Series: Bare Essentials; Harlequin Blaze
Rating: 4 Stars
Length: 256 Pages, 2911 Locations
Formats: Paperback, Kindle
Blazing Hot and With Surprising Depth
Shortly after her high school graduation ten years ago, Cassie Tremaine Montgomery kicked off the provincial dirt of Pleasantville, OH and headed to NYC to be someone. She had been considered a wild child, a girl from the wrong side of the tracks, the daughter of the town wanton. All she wanted was to escape poverty and keep her heart safe from the sort of betrayal and hurt she suffered at the hands of the town, and most notably the town sheriff. In the ten years since, she became a wildly successful lingerie model, earned wealth and fame, and had built an impenetrable shield around herself, keeping her vulnerabilities and insecurities safe behind a mask of urbane sophistication. Until a stalker shook her to her foundations and sent her fleeing to Pleasantville for safety, and maybe just a little revenge on a town that had turned its nose up at her all those years ago.
Sheriff Sean 'Tag' Taggart is through with high maintenance women, and at thirty-two, is looking towards his future with a comfortable wife who will be a partner and helpmate to him. When the calls start coming in about one Cassie Montgomery being back in town and stirring up trouble, he does what any self respecting law man would do, gives her a ticket and denies the instant, sizzling attraction. He recognizes that the prickly, obstinate woman is the exact opposite of his fantasy woman. A few years older and several classes ahead of her in school, he never paid much attention to the rumors about her being wild, but he could easily see the trouble in her eyes now. Still, something about the tense flash of pain when she sees him in uniform draws him closer, and soon he realizes that her chilly response to him and her brash exterior hides a deep well of old wounds and a soft heart.
She's resistant to anything but a good time, he's intent on forever, but no amount of incendiary chemistry will be able to save them when their past slams into them and strips away all the masks, walls, and preconceptions.
What a great Blaze! It offered up quite a bit more story than I expected. Yes, the sex is smoking hot, and the characters are sizzling together, but in traditional Jill Shalvis style, there's also a surprising amount of depth and a wealth development given to the characters to flesh them out nicely and provide some decent pathos.
Tag wasn't as complicated or messed up as Cassie, true, but I favor romance in which the male lead is the one looking for forever and the woman is the one that's cagey about settling down, and his issues with his father - while perhaps glossed over and underdeveloped - provided a few nice layers to his character. He wasn't perfect, thankfully, and there were a few times he acted like a jerk, which kept him human, certainly, but he was a generally decent guy and I liked how clearly he saw through Cassie to the special woman beneath the glamor.

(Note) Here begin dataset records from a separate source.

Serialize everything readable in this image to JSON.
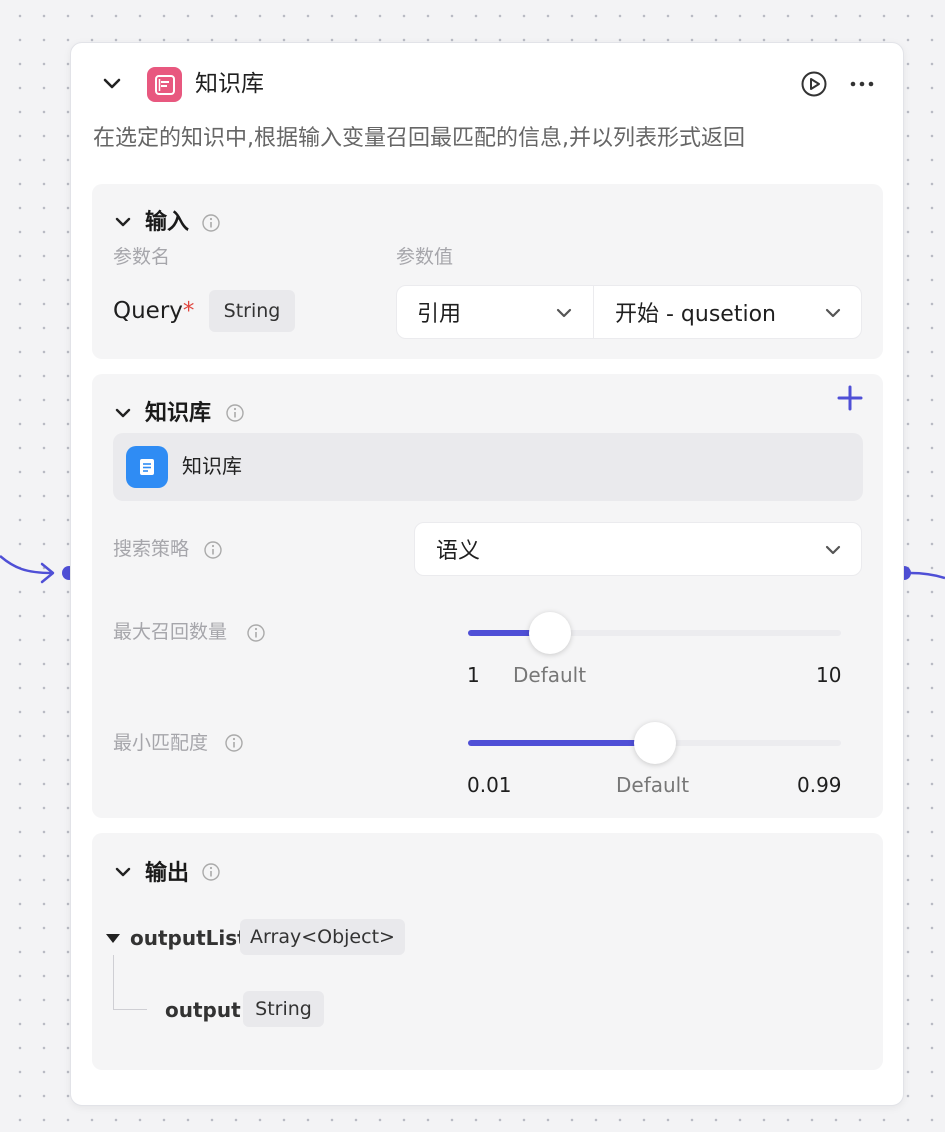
{
  "node": {
    "title": "知识库",
    "description": "在选定的知识中,根据输入变量召回最匹配的信息,并以列表形式返回",
    "brand_color": "#e8587f",
    "accent_color": "#4f4fd6"
  },
  "input_section": {
    "title": "输入",
    "col_param_name": "参数名",
    "col_param_value": "参数值",
    "param": {
      "name": "Query",
      "required_mark": "*",
      "type": "String",
      "source_mode": "引用",
      "reference": "开始 - qusetion"
    }
  },
  "kb_section": {
    "title": "知识库",
    "items": [
      {
        "name": "知识库",
        "icon": "document-icon",
        "color": "#2f8cf4"
      }
    ],
    "search_strategy": {
      "label": "搜索策略",
      "value": "语义"
    },
    "max_recall": {
      "label": "最大召回数量",
      "min": "1",
      "max": "10",
      "default_label": "Default",
      "value_fraction": 0.22
    },
    "min_match": {
      "label": "最小匹配度",
      "min": "0.01",
      "max": "0.99",
      "default_label": "Default",
      "value_fraction": 0.5
    }
  },
  "output_section": {
    "title": "输出",
    "list_name": "outputList",
    "list_type": "Array<Object>",
    "child_name": "output",
    "child_type": "String"
  }
}
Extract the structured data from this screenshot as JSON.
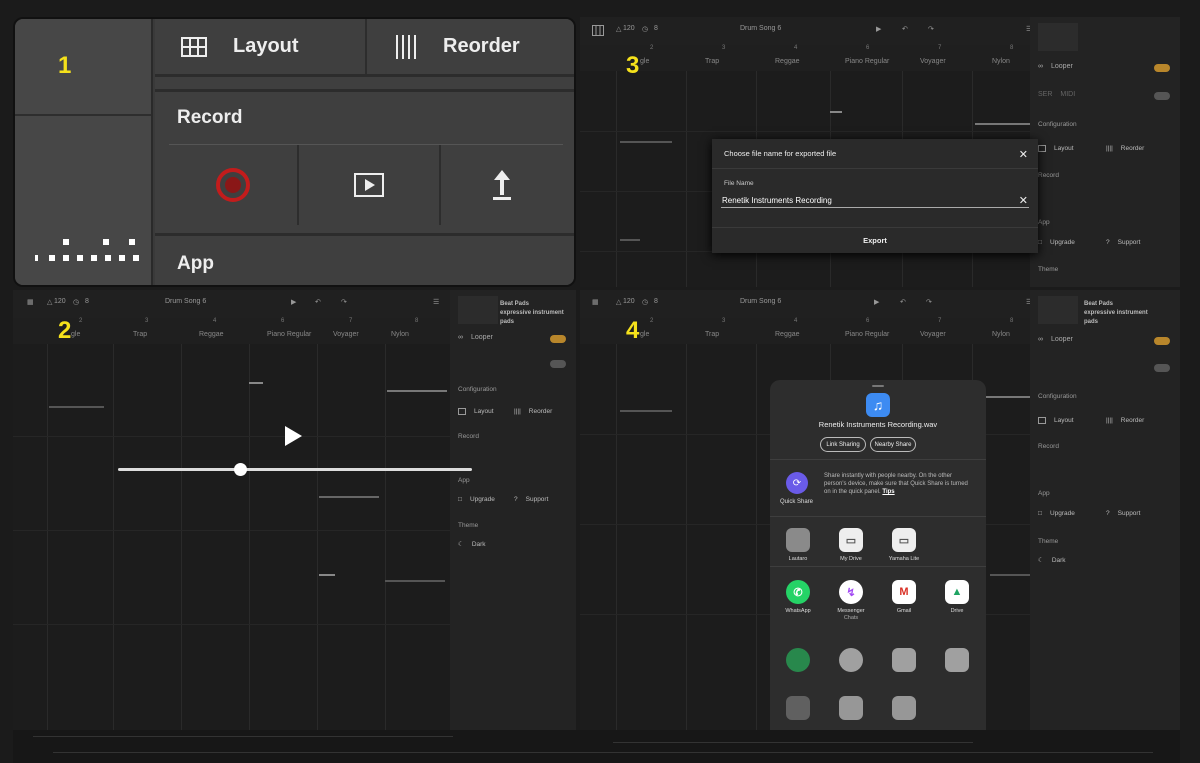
{
  "steps": [
    "1",
    "2",
    "3",
    "4"
  ],
  "zoom": {
    "layout_label": "Layout",
    "reorder_label": "Reorder",
    "record_label": "Record",
    "app_label": "App"
  },
  "app": {
    "bpm": "120",
    "timer": "8",
    "song": "Drum Song 6",
    "ruler": [
      "1",
      "2",
      "3",
      "4",
      "5",
      "6",
      "7",
      "8"
    ],
    "presets": [
      "gle",
      "Trap",
      "Reggae",
      "Piano Regular",
      "Voyager",
      "Nylon"
    ],
    "panel": {
      "name_line1": "Beat Pads",
      "name_line2": "expressive instrument",
      "name_line3": "pads",
      "looper": "Looper",
      "midi_a": "SER",
      "midi_b": "MIDI",
      "configuration": "Configuration",
      "layout": "Layout",
      "reorder": "Reorder",
      "record": "Record",
      "app": "App",
      "upgrade": "Upgrade",
      "support": "Support",
      "theme": "Theme",
      "dark": "Dark"
    }
  },
  "dialog": {
    "title": "Choose file name for exported file",
    "field_label": "File Name",
    "file_name": "Renetik Instruments Recording",
    "export_label": "Export"
  },
  "share": {
    "file_name": "Renetik Instruments Recording.wav",
    "link_sharing": "Link Sharing",
    "nearby_share": "Nearby Share",
    "quick_share_label": "Quick Share",
    "quick_share_text": "Share instantly with people nearby. On the other person's device, make sure that Quick Share is turned on in the quick panel.",
    "quick_share_tips": "Tips",
    "contacts": [
      {
        "label": "Lautaro",
        "icon": "contact-whatsapp-icon",
        "color": "#8a8a8a"
      },
      {
        "label": "My Drive",
        "icon": "folder-drive-icon",
        "color": "#f2f2f2"
      },
      {
        "label": "Yamaha Lite",
        "icon": "folder-drive-icon",
        "color": "#f2f2f2"
      }
    ],
    "apps": [
      {
        "label": "WhatsApp",
        "icon": "whatsapp-icon",
        "color": "#25d366"
      },
      {
        "label": "Messenger",
        "sub": "Chats",
        "icon": "messenger-icon",
        "color": "#ffffff"
      },
      {
        "label": "Gmail",
        "icon": "gmail-icon",
        "color": "#ffffff"
      },
      {
        "label": "Drive",
        "icon": "drive-icon",
        "color": "#ffffff"
      }
    ]
  }
}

Cassie, on the other hand, was truly a flawed character with no small amount of bitterness over a past that wasn't as unkind to her as she remembers. She drags her past around with her, memories of poverty and ridicule are painfully fresh, and she wears the heavy yolk of her mother's indiscretions like an ermine stole. As a result, she has built up a 'shoot first, ask questions never' sort of personality, so much so that the concept of simple friendship is utterly foreign to her. Normally that would make a character pretty unlikable for me, yet there was something about Cassie's genuine confusion and sort of adorable befuddlement over the smallest kindnesses that was appealing and tugged at my heart.
Tag's attempts to connect with the heart of the woman provided a lot of nice conflict as they both evolved and their life goals slowly changed to make room for each other. Of course, they had plenty of smoking hot sex during the process, but it's a Blaze - I'd be disappointed if they didn't.
My only real issues with the book were an abrupt and rather pedestrian epiphany that Cassie has after a single conversation with her mother and the underdeveloped and unnecessary stalker plot thread. It was superfluous and served as more of a predictable and boring distraction than an interesting companion to the romance. The book could have thrived just as well with Cassie's issues had Tag's character been given a little more internal strife or the thread with his father been expanded.
Regardless, this was a totally likable book that offered more depth in both the characters and the story than I've seen in other Harlequin Blazes. It was a surprisingly satisfying, if less complex read by one of my preferred authors for light, humorous contemporary romances.